Shayne Skov is one of the Pac-12's most effective and productive defenders and he is universally revered by his teammates as their leader. But what allows him to be so effective? And what distinct abilities does he have? I'm glad you asked. The first thing that helps him is that he has put in the work to master the defense and understand all the principles, concepts, and responsibilities of his position. Simply put, the next time I see Skov out of position will be the first time. Check out his tape, particularly this film from the Pac-12 title game against UCLA.

You can see he is a prototypical read and react player. This can burn him sometimes as he gets caught staring in the back field too long, particularly on play action, allowing a tight end or slot receiver to run right behind him down the middle of the field. It also helps him because he doesn't get caught crashing down hill on play action or over pursuing a run, and he does not get himself into unnecessary trouble by guessing plays and turning out to be wrong. he let's the offense show what they are doing and then he reacts and makes the play.

You can see a perfect example of this at the 0:46 mark. UCLA runs a triple option play and Bruins QB Brett Hundley keeps the ball off the initial read. Skov reads the play and gets into position. He doesn't over play the inside or the outside and he doesn't come in sprinting and putting himself out of position. he plants his feet on the line of scrimmage and let's Hundley make his move. Hundley actually made a bad read here as he had Jonathan Franklin available on a throw to his left with one defender on that side of the field and a lead blocker to take care of him. Of course that isn't Skov's problem as Hundley keeps it and Skov breaks him down, makes a perfect one-on-one form tackle in space and sets UCLA back for a loss. I also like what he shows as a blitzer at the 1:03 mark. He is left unblocked coming off the edge and Hundley reads it and dumps the ball quickly. Skov knows he won't get to the QB in time so he leaps in the air and puts both hands up and into the passing lane. He also made sure to jump slightly to side of Hundley so that he wouldn't hit him after the throw and incur a 15 yard penalty. he didn't get his hand on the ball or affect the throw but he played it perfectly. I also like how quickly he reads plays and shoots the gaps. At the 2:15 mark, he's not reading the backfield and waiting for the hand off but rather he reads the offensive line blocking up field and pulling the left guard which obviously suggests a run or screen pass or else UCLA would be incurring an illegal man down field penalty. He reads the play in a flash, shoots the gap, beats the pulling left guard Xavier Su'a-Filo to the spot and lays the wood with another perfect form tackle for a loss.
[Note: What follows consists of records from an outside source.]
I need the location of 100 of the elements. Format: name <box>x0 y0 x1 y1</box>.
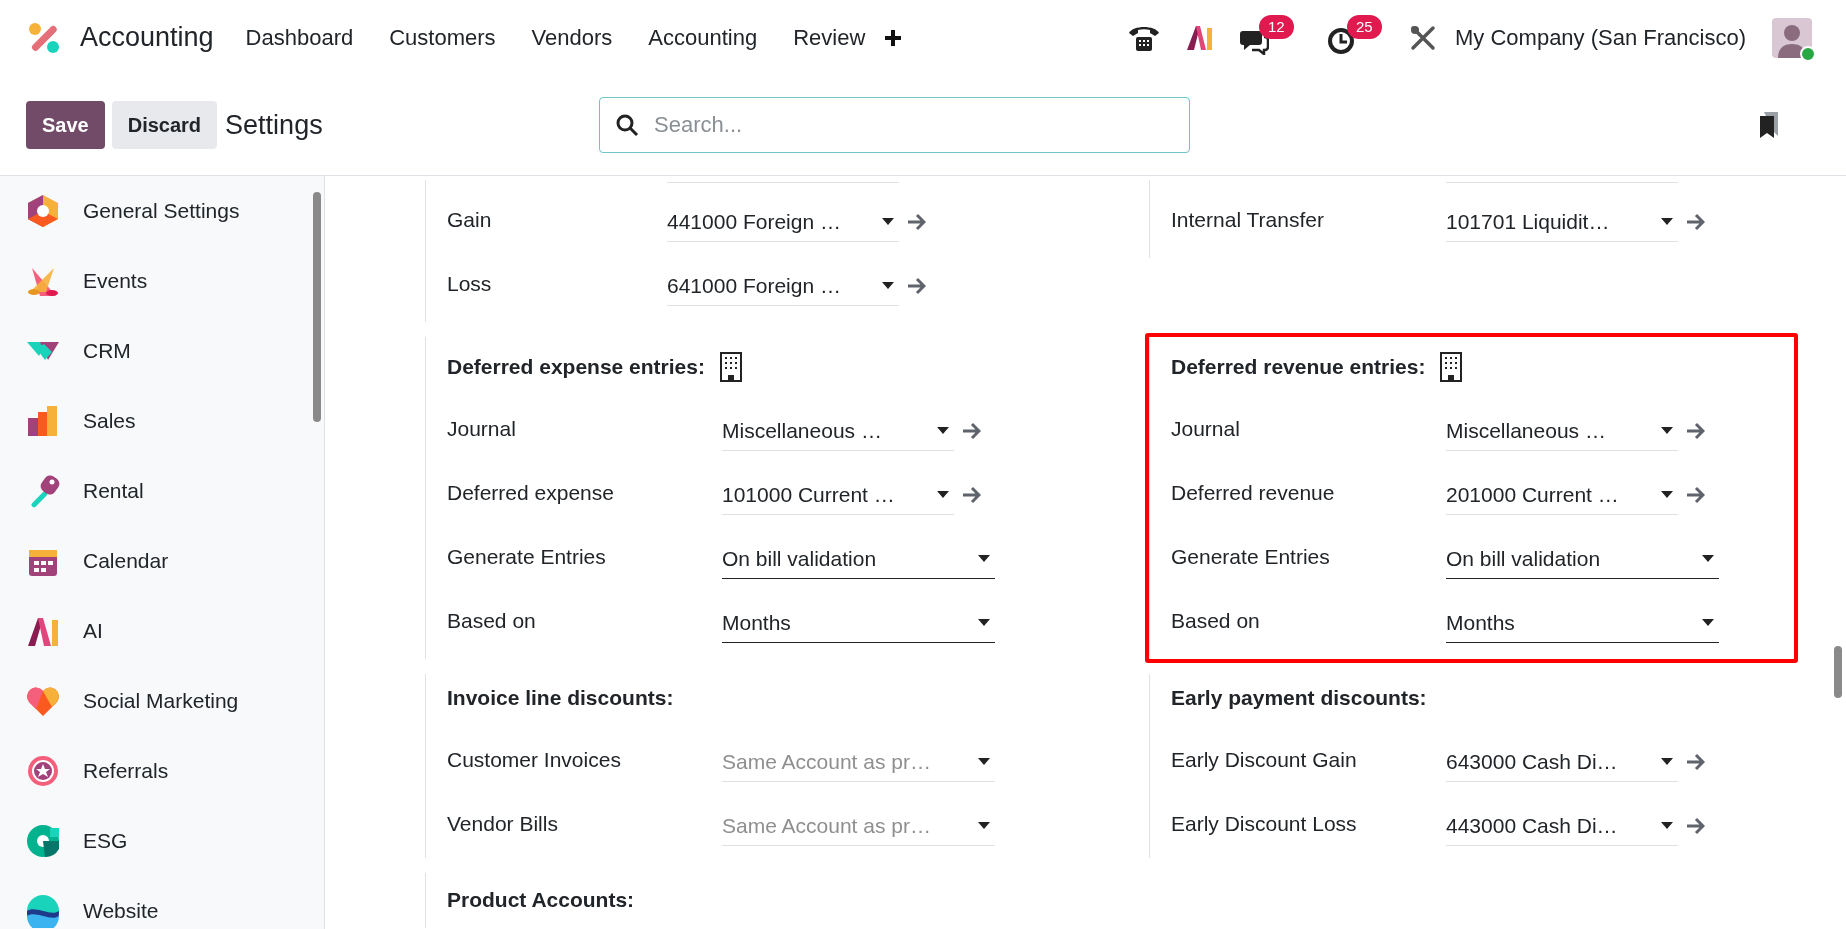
field-label: Generate Entries <box>1171 544 1331 571</box>
caret-icon <box>1660 490 1674 499</box>
dropdown-field[interactable]: 443000 Cash Di… <box>1446 806 1678 846</box>
arrow-icon <box>906 212 926 232</box>
caret-icon <box>977 821 991 830</box>
caret-icon <box>977 757 991 766</box>
plus-icon[interactable] <box>883 27 904 48</box>
internal-link-button[interactable] <box>960 420 982 442</box>
internal-link-button[interactable] <box>1684 815 1706 837</box>
sidebar-item[interactable]: Referrals <box>0 736 324 806</box>
search-field[interactable]: Search... <box>599 97 1191 153</box>
field-label: Deferred revenue <box>1171 480 1336 507</box>
dropdown-field[interactable]: On bill validation <box>722 539 995 579</box>
caret-icon <box>1660 821 1674 830</box>
internal-link-button[interactable] <box>1684 211 1706 233</box>
dropdown-field[interactable]: Miscellaneous … <box>722 411 954 451</box>
sidebar-item[interactable]: Sales <box>0 386 324 456</box>
field-label: Generate Entries <box>447 544 607 571</box>
menu-item[interactable]: Dashboard <box>227 12 372 63</box>
section-title: Early payment discounts: <box>1171 685 1427 712</box>
dropdown-field[interactable]: 101000 Current … <box>722 475 954 515</box>
internal-link-button[interactable] <box>905 211 927 233</box>
caret-icon <box>1660 217 1674 226</box>
user-avatar[interactable] <box>1772 17 1812 58</box>
field-label: Based on <box>1171 608 1261 635</box>
sidebar-item[interactable]: Rental <box>0 456 324 526</box>
arrow-icon <box>1685 421 1705 441</box>
internal-link-button[interactable] <box>905 275 927 297</box>
sidebar-item[interactable]: ESG <box>0 806 324 876</box>
dropdown-field[interactable]: 201000 Current … <box>1446 475 1678 515</box>
count-badge: 25 <box>1347 14 1382 39</box>
menu-item[interactable]: Review <box>775 12 884 63</box>
dropdown-field[interactable]: 441000 Foreign … <box>667 202 899 242</box>
breadcrumb: Settings <box>225 108 324 142</box>
dropdown-field[interactable]: 101701 Liquidit… <box>1446 202 1678 242</box>
internal-link-button[interactable] <box>960 484 982 506</box>
dropdown-field[interactable]: On bill validation <box>1446 539 1719 579</box>
ai-logo-icon[interactable] <box>1185 23 1215 52</box>
field-label: Early Discount Gain <box>1171 747 1358 774</box>
dropdown-field[interactable]: Months <box>1446 603 1719 643</box>
company-name[interactable]: My Company (San Francisco) <box>1455 21 1746 54</box>
field-label: Based on <box>447 608 537 635</box>
save-button[interactable]: Save <box>26 101 105 149</box>
field-label: Loss <box>447 271 493 298</box>
field-label: Early Discount Loss <box>1171 811 1358 838</box>
clock-icon[interactable] <box>1327 26 1355 55</box>
internal-link-button[interactable] <box>1684 751 1706 773</box>
arrow-icon <box>906 276 926 296</box>
dropdown-field[interactable]: 643000 Cash Di… <box>1446 742 1678 782</box>
caret-icon <box>881 217 895 226</box>
section-title: Deferred revenue entries: <box>1171 354 1426 381</box>
menu-item[interactable]: Vendors <box>513 12 631 63</box>
caret-icon <box>1701 618 1715 627</box>
section-title: Product Accounts: <box>447 887 635 914</box>
dropdown-field[interactable]: 641000 Foreign … <box>667 266 899 306</box>
field-label: Internal Transfer <box>1171 207 1325 234</box>
sidebar-item[interactable]: General Settings <box>0 176 324 246</box>
dropdown-field[interactable]: Miscellaneous … <box>1446 411 1678 451</box>
sidebar-item[interactable]: Events <box>0 246 324 316</box>
scrollbar[interactable] <box>313 192 321 422</box>
arrow-icon <box>1685 816 1705 836</box>
arrow-icon <box>1685 485 1705 505</box>
caret-icon <box>1660 426 1674 435</box>
sidebar-item[interactable]: Social Marketing <box>0 666 324 736</box>
sidebar-item[interactable]: AI <box>0 596 324 666</box>
sidebar-item[interactable]: Website <box>0 876 324 929</box>
internal-link-button[interactable] <box>1684 484 1706 506</box>
arrow-icon <box>1685 752 1705 772</box>
scrollbar[interactable] <box>1834 646 1842 698</box>
section-title: Invoice line discounts: <box>447 685 674 712</box>
internal-link-button[interactable] <box>1684 420 1706 442</box>
dropdown-field[interactable]: Months <box>722 603 995 643</box>
bar-chart-icon <box>26 404 60 438</box>
discard-button[interactable]: Discard <box>111 101 218 149</box>
menu-item[interactable]: Customers <box>371 12 514 63</box>
caret-icon <box>881 281 895 290</box>
caret-icon <box>1701 554 1715 563</box>
field-label: Gain <box>447 207 493 234</box>
section-title: Deferred expense entries: <box>447 354 705 381</box>
field-label: Journal <box>1171 416 1241 443</box>
menu-item[interactable]: Accounting <box>630 12 776 63</box>
field-label: Vendor Bills <box>447 811 559 838</box>
tools-icon[interactable] <box>1409 23 1437 52</box>
caret-icon <box>936 490 950 499</box>
app-name[interactable]: Accounting <box>80 17 214 58</box>
globe-waves-icon <box>26 894 60 928</box>
count-badge: 12 <box>1259 14 1294 39</box>
star-badge-icon <box>26 754 60 788</box>
hexagon-logo-icon <box>26 194 60 228</box>
arrow-icon <box>961 485 981 505</box>
sidebar-item[interactable]: Calendar <box>0 526 324 596</box>
caret-icon <box>1660 757 1674 766</box>
chat-icon[interactable] <box>1239 28 1269 55</box>
caret-icon <box>936 426 950 435</box>
field-label: Journal <box>447 416 517 443</box>
arrow-icon <box>1685 212 1705 232</box>
sidebar-item[interactable]: CRM <box>0 316 324 386</box>
caret-icon <box>977 554 991 563</box>
field-label: Deferred expense <box>447 480 615 507</box>
caret-icon <box>977 618 991 627</box>
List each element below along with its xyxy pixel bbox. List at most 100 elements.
Skov doesn't possess great speed as he often struggled to chase down plays from sideline to sideline even before he was injured and he's not the best in pass coverage. That combined with his injury history and his DUI and older age compared to most prospects will probably keep him out of the first two rounds in next April's draft. However, I think the team that takes him will be getting a great player who will be a successful pro for many years. Skov is a picture perfect tackler, posses great instincts, an absurdly high football IQ, and special leadership qualities. Some may groan at the thought of a player who's never been even a 2nd team All-Conference pick being the 13th best player in the Pac-12. However, I hope that after reading this you'll understand that some players just have that certain special something that rises above hardware and accolades. Without a doubt, Skov is just one of those special players.